Сначала-то было — ничего особенного. Манодю ошмонали в кино на дневном сеансе. Приставили к глазу мойку и ошмонали. У него и взять-то было нечего; штопарнули папироску, что я же ему дал, чтобы мог закурить во время кинухи, если захочет, да еще конденсатор. Конденсатор, конечно, жалко: его принес с завода сам Игорь Максимович; почти год как Манодя мастерил по крохам два радиоприемника, один в кружке у Семядоли, другой, тишком, — себе. А теперь где возьмешь, как опять допросишься? Игорь Максимович скажет что-нибудь такое: «Я думал, вы серьезные люди и вам можно доверять серьезные вещи...» Конденсатор-то какой-то особенный; я, правда, в этом ни шиша не понимаю. А тем, дуракам, что проку в нем? Разве что девчонок пугать: подзарядишь его где-нибудь, где на диво попадется необесточенная розетка, а потом поддежуришь какую-нибудь дуню и бац ей в пуп, а еще лучше — в космы; он ка-ак щелкнет! Да искры! Развлекались таким делом некоторые, правда, уж в далеком прошлом, когда еще о том, что школы поделят на мужские-женские, и разговору не было... Рваные рукавицы стибрили, сволочи. На что позарились! Да и весна уж была, у Маноди-то они и в кармане оказались случайно; кроме как в жару он всегда ходит и зимой и летом все одним цветом — в материной списанной телогрейке.

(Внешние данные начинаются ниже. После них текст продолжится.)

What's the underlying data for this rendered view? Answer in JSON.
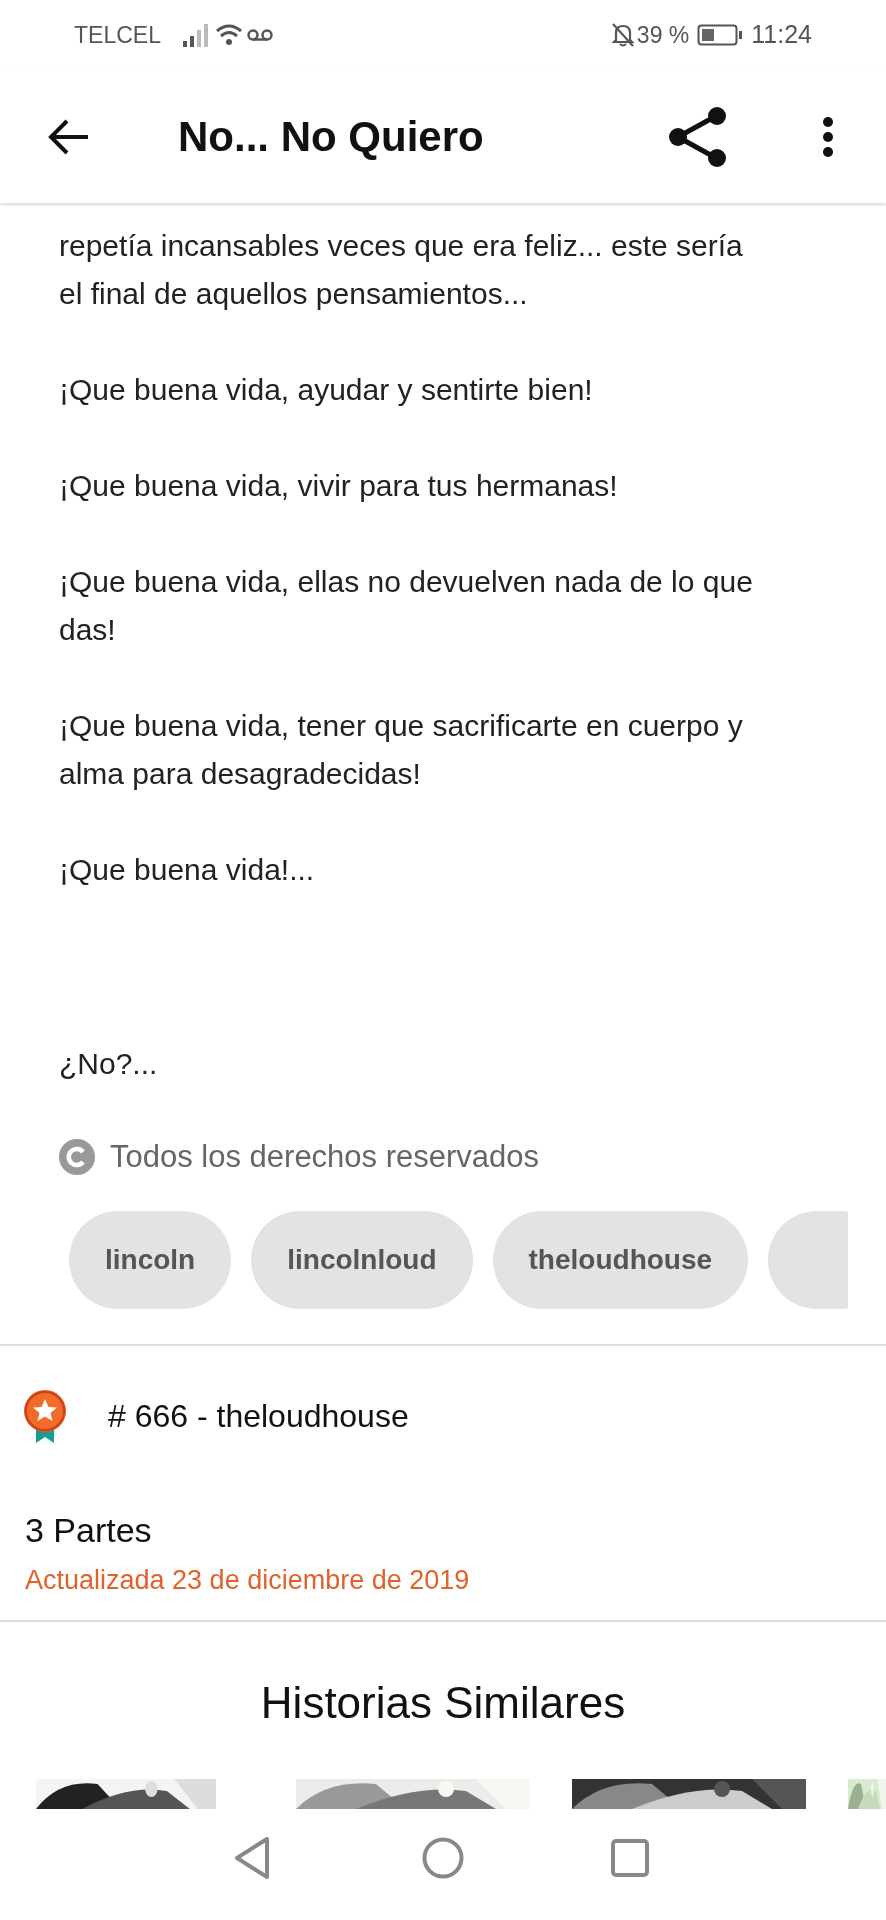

Без вины виноватым во всем был я же сам. Я вытащил Манодю на «Большой вальс», он один сроду бы не пошел на такую картину. Я же шел по третьему разу, и мне хотелось, чтобы и Манодя в ней что-нибудь понял, чтобы было мне с кем поговорить. Но пришлось идти на детский сеанс, на взрослый было не протолкаться: билеты бы мы купить купили, но при такой осаде в контроле нас могли бы и не пропустить, сказали бы, чего доброго, что, мол, «дети до шестнадцати»... А посмотреть мне очень хотелось и Манодю протащить.
Манодя, конечно, взял билет куда-то в первые ряды: привычка у него такая, да и грошей никогда не густо. Я, как на грех, тоже ничем не мог ему помочь, самому хватило только-только. Да я и не очень-то стремился сесть непременно рядом с ним: во-первых, смотреть, задравши голову, когда от близкого экрана резь да рябь в глазах, терпеть не могу, а во-вторых, совсем не хотел, чтобы Манодя увидел, если я опять зареву. А я, сколько раз ни смотрел, столько же плакал. Сам не знаю, что со мной было, откуда такое бралось, но в том месте, когда та, красивая, ну, Карла Доннер, от него уезжает, — всегда, оба раза... Не по дружбе, может: лучше бы сидеть вместе, но как тут делать?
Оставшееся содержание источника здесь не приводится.